Pokemon-Themed Umbreon Rootkit Targets Linux Systems On ARM and x86

New submitter Kinwolf writes: Security researchers have identified a new family of Linux rootkits that, despite running from user mode, can be hard to detect and remove. Called Umbreon, after a Pokemon character that hides in the darkness, the rootkit has been in development since early 2015 and is now being sold on the underground markets. [It targets Linux-based systems on the x86, x86-64 and ARM architectures, including many embedded devices such as routers.] According to malware researchers from antivirus firm Trend Micro, Umbreon is a so-called ring 3 rootkit, meaning that it runs from user mode and doesn't need kernel privileges. Despite this apparent limitation, it is quite capable of hiding itself and persisting on the system. The reports adds: "The rootkit uses a trick to hijack the standard C library (libc) functions without actually installing any kernel objects. Umbreon hijacks these functions and forces other Linux executables to use its own libc-like library. This puts the rootkit in a man-in-the-middle position, capable of modifying system calls made by other programs and altering their output. The rootkit also creates a hidden Linux account that can be accessed via any authentication method supported by Linux, including SSH (Secure Shell). This account does not appear in files like /etc/passwd because the rootkit can modify the output of such files when read, the Trend Micro researchers said in a blog post. Umbreon also has a backdoor component called Espereon, named after another Pokemon character, that can establish a reverse shell to an attacker's machine when a TCP packet with special field values are received on the monitored Ethernet interface of an affected device."

Re:How is this possible?

[ewhac]

The TrendMicro article off-handedly mentions that this malware is installed manually, suggesting physical access to the victim machine is required. This isn't so ridiculous an idea if the victim's machine doesn't have their screensaver set to lock the console (by default, xscreensaver doesn't do this); and if the victim's 'sudo' timeout is sufficiently long (default: 15 minutes).

Re:How is this possible?

[jandrese]

It doesn't even need sudo access. It sounds like it does s LD_PRELOAD on libc and then traps any calls that would identify it.

From TFA, How to...

[BringsApples]

How to detect Umbreon:

Most of the tools you will find in Linux are written in C. Even programs written in Perl, Python, Ruby, PHP and other scripting languages end up calling GNU C Library wrappers as their interpreters are also written in C. Because Umbreon library hooks libc functions, creating a reliable tool to detect Umbreon would require a tool that doesn’t use libc.
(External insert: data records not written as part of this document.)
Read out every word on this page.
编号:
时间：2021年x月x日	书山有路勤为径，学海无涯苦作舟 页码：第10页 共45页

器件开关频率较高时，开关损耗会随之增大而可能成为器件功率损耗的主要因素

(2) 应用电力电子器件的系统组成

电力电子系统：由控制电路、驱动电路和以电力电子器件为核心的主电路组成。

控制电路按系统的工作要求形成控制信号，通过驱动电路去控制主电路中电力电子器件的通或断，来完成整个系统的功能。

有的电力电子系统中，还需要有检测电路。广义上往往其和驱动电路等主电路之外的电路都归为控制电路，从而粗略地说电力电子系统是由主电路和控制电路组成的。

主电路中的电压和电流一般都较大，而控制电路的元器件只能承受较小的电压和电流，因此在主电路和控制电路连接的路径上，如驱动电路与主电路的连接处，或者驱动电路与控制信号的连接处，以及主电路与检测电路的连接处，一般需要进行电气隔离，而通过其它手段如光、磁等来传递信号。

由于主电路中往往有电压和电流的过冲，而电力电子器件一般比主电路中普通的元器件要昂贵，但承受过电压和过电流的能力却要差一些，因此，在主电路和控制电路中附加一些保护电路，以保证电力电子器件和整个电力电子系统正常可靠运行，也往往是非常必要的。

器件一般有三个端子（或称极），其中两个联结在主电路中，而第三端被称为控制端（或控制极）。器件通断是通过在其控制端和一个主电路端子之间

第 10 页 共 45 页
One way is to develop a small tool to list the contents of the default Umbreon rootkit folder using Linux kernel syscalls directly. This bypasses any malicious C library installed by Umbreon. If the output contains one or more files with names starting with libc.so followed by a random integer, this is the red flag that suggests Umbreon is installed in the machine.
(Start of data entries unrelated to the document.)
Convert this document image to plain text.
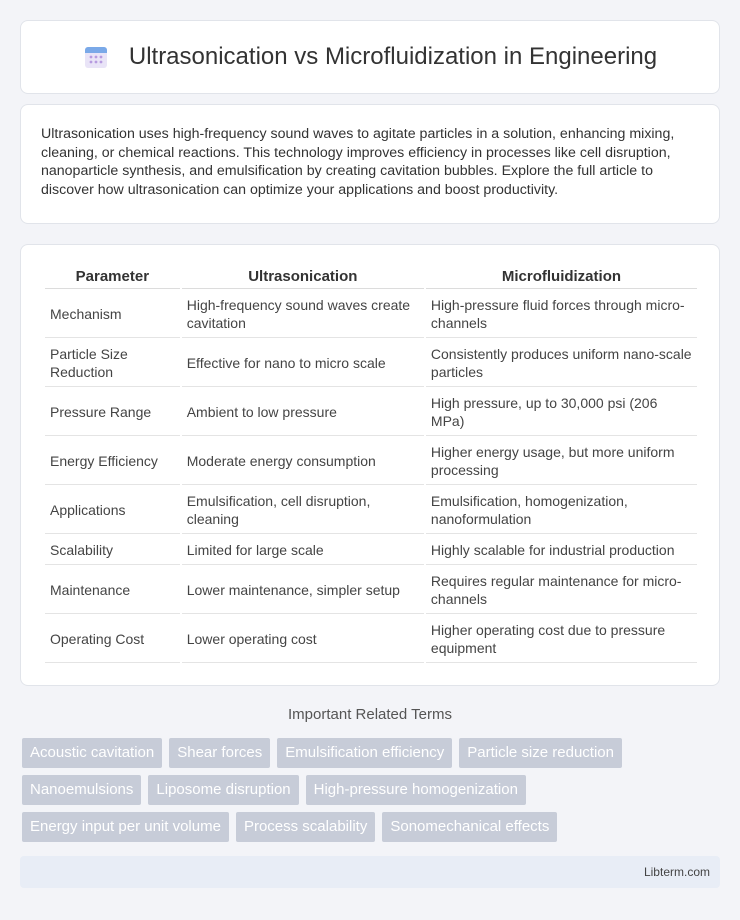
Ultrasonication vs Microfluidization in Engineering

Ultrasonication uses high-frequency sound waves to agitate particles in a solution, enhancing mixing, cleaning, or chemical reactions. This technology improves efficiency in processes like cell disruption, nanoparticle synthesis, and emulsification by creating cavitation bubbles. Explore the full article to discover how ultrasonication can optimize your applications and boost productivity.

Parameter	Ultrasonication	Microfluidization
Mechanism	High-frequency sound waves create cavitation	High-pressure fluid forces through micro-channels
Particle Size Reduction	Effective for nano to micro scale	Consistently produces uniform nano-scale particles
Pressure Range	Ambient to low pressure	High pressure, up to 30,000 psi (206 MPa)
Energy Efficiency	Moderate energy consumption	Higher energy usage, but more uniform processing
Applications	Emulsification, cell disruption, cleaning	Emulsification, homogenization, nanoformulation
Scalability	Limited for large scale	Highly scalable for industrial production
Maintenance	Lower maintenance, simpler setup	Requires regular maintenance for micro-channels
Operating Cost	Lower operating cost	Higher operating cost due to pressure equipment
Important Related Terms
Acoustic cavitation	Shear forces	Emulsification efficiency	Particle size reduction
Nanoemulsions	Liposome disruption	High-pressure homogenization
Energy input per unit volume	Process scalability	Sonomechanical effects
Libterm.com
We have also created YARA rules that detect Umbreon, which can be downloaded here.

Removal Instructions

Umbreon is a ring 3 (user level) rootkit, so it is possible to remove it. However, it may be tricky and inexperienced users may break the system and put it into an unrecoverable state. If you are brave enough to proceed, the easiest way is to boot the affected machine with Linux LiveCD and follow the steps:

Mount the partition where the /usr directory is located; write privileges are required.
Backup all the files before making any changes.
Remove the file /etc/ld.so..
Remove the directory /usr/lib/libc.so..
Restore the attributes of the files /usr/share/libc.so...*.so and remove them as well.
Patch the loader library to use /etc/ld.so.preload again.
Umount the partition and reboot the system normally.

Time to go back to a.out for system utilities?

This was actually a contentious issue when the shift to ELF happened back in the 90s on Linux. There was a debate over whether it was better to have fixed binaries that if improperly programmed could have security issues, but were only trojanable if a successful elevation attack took place, or ELF binaries which would allow all sorts of fun relocation features, help cut down on memory usage by making symbols easier to relocate, which could also be used with dynamic address relocation (not actually available on Linux for quite a few more years.) to enhance security by making stack smashing attacks more difficult. But as a big potential downside in regards to ELF files, they allowed library preloading in a manner indistinguishable from normal operation, which is a boon for ensuring future portability of binaries, but a huge bane for system integrity and security.

And now we have an example of that being true at the unprivileged user level. The only thing I am not sure about is if they can escalate privileges, since suid binaries are explicitly supposed to ignore LD_PRELOAD settings to ensure such trojaning doesn't happen.

Re:Time to go back to a.out for system utilities?

[TheRaven64]

Note that this is a rootkit. The purpose of a rootkit is to retain access to a system that you've already compromised, without being detected. The goal is that normal system administration tasks won't suddenly lock you out. For example, when the user updates their coreutils package, the package installer doesn't fail because your evil binaries have the wrong signature and your binaries are not replaced by uncompromised ones.